I am William McNall, son of John and Mellison Washburn McNall. I was born February 23, 1806 in Stafford Springs, Connecticut. When I was 10 years old my family decided to make the 30 day journey and settle in Cadiz, New York. I traveled most of the way by foot with a goad in my hand to guide the ox-drawn cart with our household effects.
Living in the wilderness I only managed to obtain a common school education. But by perseverance and natural talent, I became a farmer, carpetner, joiner, mason, wheelwright, millwright or blacksmith depending on what was needed.
On December 17, 1829 I married Sibyl Seaward, the daughter of Stephan Seaward Esq. We raised a large family of five sons: Nathan, Stephan Eugene, Thomas Efner, Charles and William and four daughters: Lucy, Almira, Mary and Lois. Nathan, Lois, Charles and William died very young.
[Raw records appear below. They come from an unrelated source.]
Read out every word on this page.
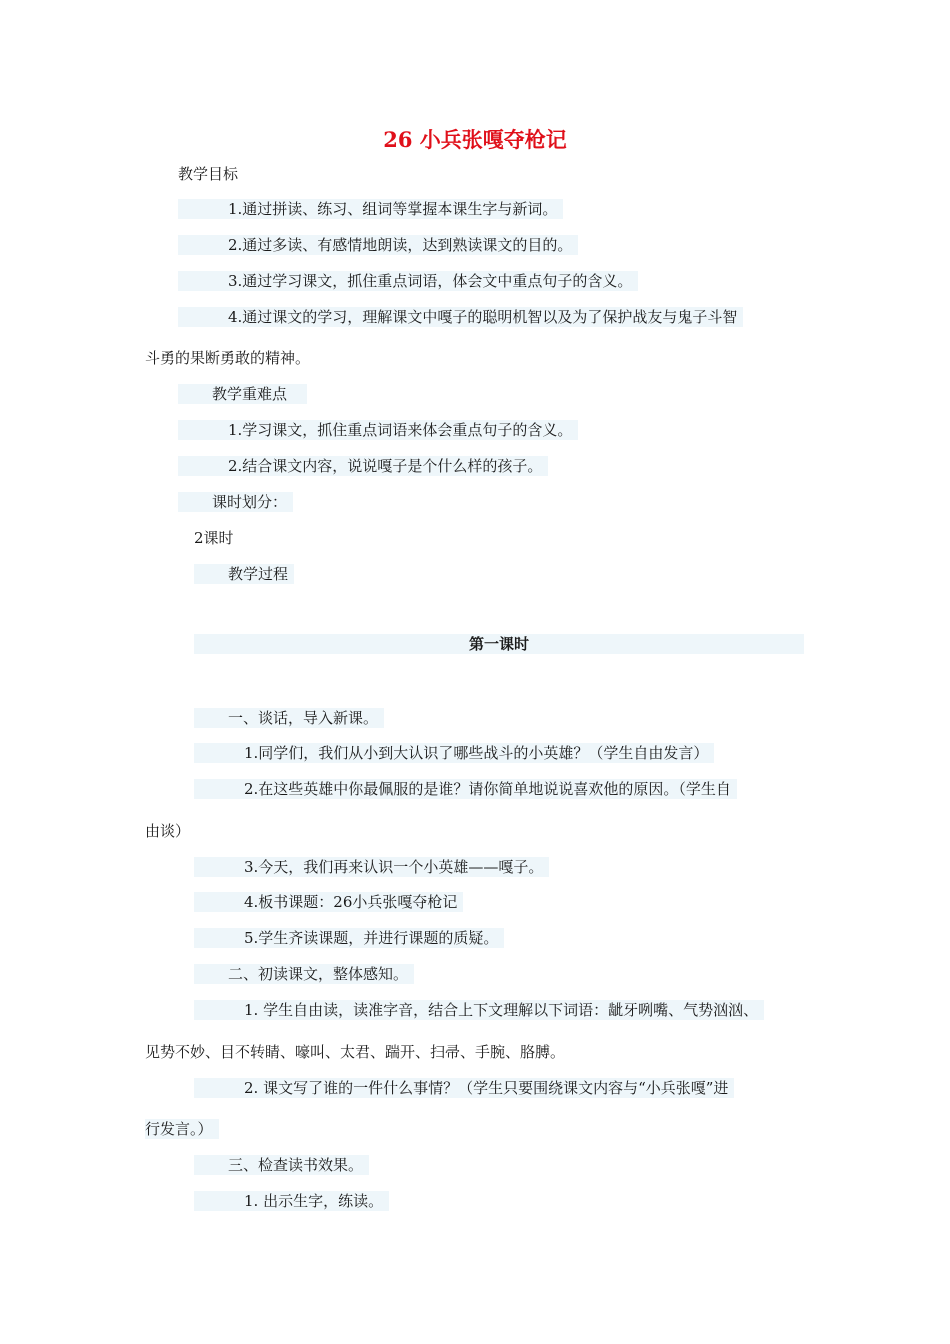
26 小兵张嘎夺枪记
教学目标
1.通过拼读、练习、组词等掌握本课生字与新词。
2.通过多读、有感情地朗读，达到熟读课文的目的。
3.通过学习课文，抓住重点词语，体会文中重点句子的含义。
4.通过课文的学习，理解课文中嘎子的聪明机智以及为了保护战友与鬼子斗智
斗勇的果断勇敢的精神。
教学重难点
1.学习课文，抓住重点词语来体会重点句子的含义。
2.结合课文内容，说说嘎子是个什么样的孩子。
课时划分：
2课时
教学过程
第一课时
一、谈话，导入新课。
1.同学们，我们从小到大认识了哪些战斗的小英雄？（学生自由发言）
2.在这些英雄中你最佩服的是谁？请你简单地说说喜欢他的原因。（学生自
由谈）
3.今天，我们再来认识一个小英雄——嘎子。
4.板书课题：26小兵张嘎夺枪记
5.学生齐读课题，并进行课题的质疑。
二、初读课文，整体感知。
1. 学生自由读，读准字音，结合上下文理解以下词语：龇牙咧嘴、气势汹汹、
见势不妙、目不转睛、嚎叫、太君、踹开、扫帚、手腕、胳膊。
2. 课文写了谁的一件什么事情？（学生只要围绕课文内容与“小兵张嘎”进
行发言。）
三、检查读书效果。
1. 出示生字，练读。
Tragically, my son Thomas, who we called Efner was killed at Morton's Ford, Virginia in 1863 during the Civil War. Stephan was the only one of my sons to survive and he purchased the family homestead and is a prosperous farmer.
I breathed my last on December 20, 1870 after a brief illness. During the autumn of 1878, my remains were moved to Mount Prospect Cemetery. Everyone said wonderful things about me in my obituary. They said I was public-spirited, charitable and benevolent as a husband and father.
This is the letter I received notifying me of my son Efner's death sent to me by Henry S. Merrill when he was in the adjuctant General's office at Washington D.C.
October 13, 1863
I have just this moment run upon Rob Bard. He has just come from the front. He brings the sad intelligence of the death of Efner. He fell while making a charge upon the enemy's lines last Saturday. The ball entered his right side and came out the left breast. He was brought off the field as nine others were and buried near the town of Stephensburg, 3 miles to the rear. As good a burial was given him as circumstances would admit. His death was instant.
The Captain of Company 3 was killed ans also Ephraim Smith, a person I do not know, from Sugartown.
I do this as a favor thinking the boys of the company have had no time to write. It may however, be too late, I hope it is.
Bard came in with the wounded this morning. He is looking poorly.